At the moment, exempt organizations that want more time to file their Form 990s can apply for a three-month extension from the IRS. If they’d like additional time, they must apply for a second three-month extension thereafter. In its comment letter, the Society said it would make more sense if exempt organizations could simply apply for a single six-month extension.

The current system, the Society said, creates additional work for both the filing entity and the IRS, as well as additional waiting time, given that an entity must get confirmation that its request has been granted after the expiration of the first extension. The Society also noted that charities are the only entities that are bound to this pair of three-month filing deadlines; all other filers can apply a single time for a six-month extension. Moreover, the Society said, moving to a six-month extension would be in keeping with other state and federal reporting requirements. California and New Jersey, for example, have already implemented six-month extensions for their filing requirements, as has New York state.
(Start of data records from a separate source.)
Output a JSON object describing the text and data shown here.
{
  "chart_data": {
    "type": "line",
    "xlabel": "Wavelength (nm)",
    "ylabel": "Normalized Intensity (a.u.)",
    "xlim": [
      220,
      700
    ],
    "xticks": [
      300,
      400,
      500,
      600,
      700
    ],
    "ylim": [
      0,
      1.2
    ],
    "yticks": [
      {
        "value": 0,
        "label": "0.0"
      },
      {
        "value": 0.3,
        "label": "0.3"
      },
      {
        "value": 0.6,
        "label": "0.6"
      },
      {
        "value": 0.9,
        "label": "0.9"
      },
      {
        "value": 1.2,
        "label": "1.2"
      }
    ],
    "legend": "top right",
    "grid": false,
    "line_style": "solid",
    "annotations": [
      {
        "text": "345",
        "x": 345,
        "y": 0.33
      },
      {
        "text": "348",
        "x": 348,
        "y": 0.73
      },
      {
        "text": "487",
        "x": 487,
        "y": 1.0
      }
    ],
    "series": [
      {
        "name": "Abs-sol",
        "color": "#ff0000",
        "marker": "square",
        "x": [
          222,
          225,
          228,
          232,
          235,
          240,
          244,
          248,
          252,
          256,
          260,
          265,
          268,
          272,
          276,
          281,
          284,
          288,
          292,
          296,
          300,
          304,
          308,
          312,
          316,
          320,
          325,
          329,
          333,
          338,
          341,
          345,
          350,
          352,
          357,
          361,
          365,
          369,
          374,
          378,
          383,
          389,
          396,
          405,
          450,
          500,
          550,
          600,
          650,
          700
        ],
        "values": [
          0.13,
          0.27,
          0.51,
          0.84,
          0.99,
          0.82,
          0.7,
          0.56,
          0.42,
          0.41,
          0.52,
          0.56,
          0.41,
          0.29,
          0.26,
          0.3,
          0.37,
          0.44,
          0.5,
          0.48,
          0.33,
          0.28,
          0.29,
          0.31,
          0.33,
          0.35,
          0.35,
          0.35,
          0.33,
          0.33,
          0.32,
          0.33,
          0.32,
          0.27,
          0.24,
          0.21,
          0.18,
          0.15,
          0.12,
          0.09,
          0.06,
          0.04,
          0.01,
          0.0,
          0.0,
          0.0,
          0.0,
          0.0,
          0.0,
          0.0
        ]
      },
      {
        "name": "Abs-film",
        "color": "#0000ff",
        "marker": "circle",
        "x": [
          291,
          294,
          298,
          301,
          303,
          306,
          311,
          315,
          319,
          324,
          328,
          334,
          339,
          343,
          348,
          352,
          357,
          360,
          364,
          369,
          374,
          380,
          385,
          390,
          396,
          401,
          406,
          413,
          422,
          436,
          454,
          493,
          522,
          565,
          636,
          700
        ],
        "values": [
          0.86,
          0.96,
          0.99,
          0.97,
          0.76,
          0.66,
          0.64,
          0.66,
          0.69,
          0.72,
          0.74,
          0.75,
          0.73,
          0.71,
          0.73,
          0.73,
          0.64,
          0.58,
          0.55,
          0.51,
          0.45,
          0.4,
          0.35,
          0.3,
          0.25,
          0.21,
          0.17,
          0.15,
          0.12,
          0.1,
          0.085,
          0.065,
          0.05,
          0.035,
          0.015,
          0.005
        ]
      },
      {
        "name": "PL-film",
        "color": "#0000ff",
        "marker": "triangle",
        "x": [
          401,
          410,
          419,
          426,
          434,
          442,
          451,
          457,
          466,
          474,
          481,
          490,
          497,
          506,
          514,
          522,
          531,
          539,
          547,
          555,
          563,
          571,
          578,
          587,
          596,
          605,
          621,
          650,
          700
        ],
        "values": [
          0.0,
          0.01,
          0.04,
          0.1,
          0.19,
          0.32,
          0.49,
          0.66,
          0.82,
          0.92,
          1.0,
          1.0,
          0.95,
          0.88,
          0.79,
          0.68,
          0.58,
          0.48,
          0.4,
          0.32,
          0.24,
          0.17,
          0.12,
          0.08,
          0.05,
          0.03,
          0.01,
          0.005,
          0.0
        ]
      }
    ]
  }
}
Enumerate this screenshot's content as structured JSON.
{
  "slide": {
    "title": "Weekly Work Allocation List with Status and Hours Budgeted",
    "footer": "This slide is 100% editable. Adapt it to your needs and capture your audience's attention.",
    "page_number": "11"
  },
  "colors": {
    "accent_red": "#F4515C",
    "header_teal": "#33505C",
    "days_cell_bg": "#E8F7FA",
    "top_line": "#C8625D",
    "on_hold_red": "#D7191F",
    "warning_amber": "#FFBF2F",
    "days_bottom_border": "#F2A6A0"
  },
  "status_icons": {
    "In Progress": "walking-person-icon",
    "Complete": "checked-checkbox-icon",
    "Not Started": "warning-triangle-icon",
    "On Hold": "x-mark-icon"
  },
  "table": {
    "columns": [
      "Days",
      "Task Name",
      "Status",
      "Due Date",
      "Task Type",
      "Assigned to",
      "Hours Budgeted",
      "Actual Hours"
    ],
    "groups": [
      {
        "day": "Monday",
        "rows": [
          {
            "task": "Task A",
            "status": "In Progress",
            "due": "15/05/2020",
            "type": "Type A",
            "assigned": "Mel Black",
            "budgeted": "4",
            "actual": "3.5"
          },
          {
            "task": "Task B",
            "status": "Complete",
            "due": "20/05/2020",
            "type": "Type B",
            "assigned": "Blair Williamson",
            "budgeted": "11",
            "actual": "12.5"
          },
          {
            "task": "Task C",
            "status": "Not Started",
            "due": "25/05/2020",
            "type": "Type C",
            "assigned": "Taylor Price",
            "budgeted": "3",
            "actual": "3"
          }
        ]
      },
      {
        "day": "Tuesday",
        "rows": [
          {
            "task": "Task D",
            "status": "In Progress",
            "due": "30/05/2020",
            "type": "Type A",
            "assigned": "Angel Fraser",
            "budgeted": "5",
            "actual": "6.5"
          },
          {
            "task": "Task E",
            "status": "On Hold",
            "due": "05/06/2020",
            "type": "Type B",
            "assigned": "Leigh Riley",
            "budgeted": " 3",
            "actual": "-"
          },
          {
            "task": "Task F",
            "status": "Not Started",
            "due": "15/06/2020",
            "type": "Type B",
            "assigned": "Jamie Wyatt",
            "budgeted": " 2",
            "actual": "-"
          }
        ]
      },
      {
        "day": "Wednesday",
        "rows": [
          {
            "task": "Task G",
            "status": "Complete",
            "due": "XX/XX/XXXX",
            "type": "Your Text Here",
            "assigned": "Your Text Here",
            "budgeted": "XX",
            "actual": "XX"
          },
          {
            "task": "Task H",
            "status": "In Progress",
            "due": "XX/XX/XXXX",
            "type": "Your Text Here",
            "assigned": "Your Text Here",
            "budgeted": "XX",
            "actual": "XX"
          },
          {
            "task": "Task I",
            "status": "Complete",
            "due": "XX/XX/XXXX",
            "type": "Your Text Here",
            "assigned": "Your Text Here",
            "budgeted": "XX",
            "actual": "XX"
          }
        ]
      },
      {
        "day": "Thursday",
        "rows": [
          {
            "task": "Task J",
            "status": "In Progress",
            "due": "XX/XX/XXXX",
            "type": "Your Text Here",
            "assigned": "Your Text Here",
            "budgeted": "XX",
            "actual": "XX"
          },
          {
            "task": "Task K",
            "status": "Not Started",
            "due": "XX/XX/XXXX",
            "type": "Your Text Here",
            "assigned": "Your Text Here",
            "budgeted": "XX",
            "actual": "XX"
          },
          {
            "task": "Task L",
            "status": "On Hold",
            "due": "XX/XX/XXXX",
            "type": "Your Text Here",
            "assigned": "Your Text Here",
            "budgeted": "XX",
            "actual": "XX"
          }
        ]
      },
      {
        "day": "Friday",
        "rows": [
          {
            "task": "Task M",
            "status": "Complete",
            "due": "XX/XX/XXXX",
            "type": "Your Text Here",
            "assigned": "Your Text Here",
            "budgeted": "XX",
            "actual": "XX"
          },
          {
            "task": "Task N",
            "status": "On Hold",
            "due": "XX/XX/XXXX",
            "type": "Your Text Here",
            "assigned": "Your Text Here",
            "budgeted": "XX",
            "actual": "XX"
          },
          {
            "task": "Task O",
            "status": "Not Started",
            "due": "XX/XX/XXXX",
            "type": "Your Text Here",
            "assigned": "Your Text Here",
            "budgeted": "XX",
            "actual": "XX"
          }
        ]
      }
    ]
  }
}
Matt F. Bobman, a member of the Exempt Organizations Committee and one of the comment letter authors, added that if a nonprofit is late with its second extension filing, it can get hit with a $5,000 penalty that, for a smaller organization, can put “enormous stress on its budget.” The penalty, he said, also zaps funds that “could obviously be used for [an entity’s] nonprofit purpose.”

“Basically, we’re trying to reduce the bureaucracy of operating as a small nonprofit,” he said. “If everyone else can get a six-month extension, then the nonprofit world should be entitled to that as well.”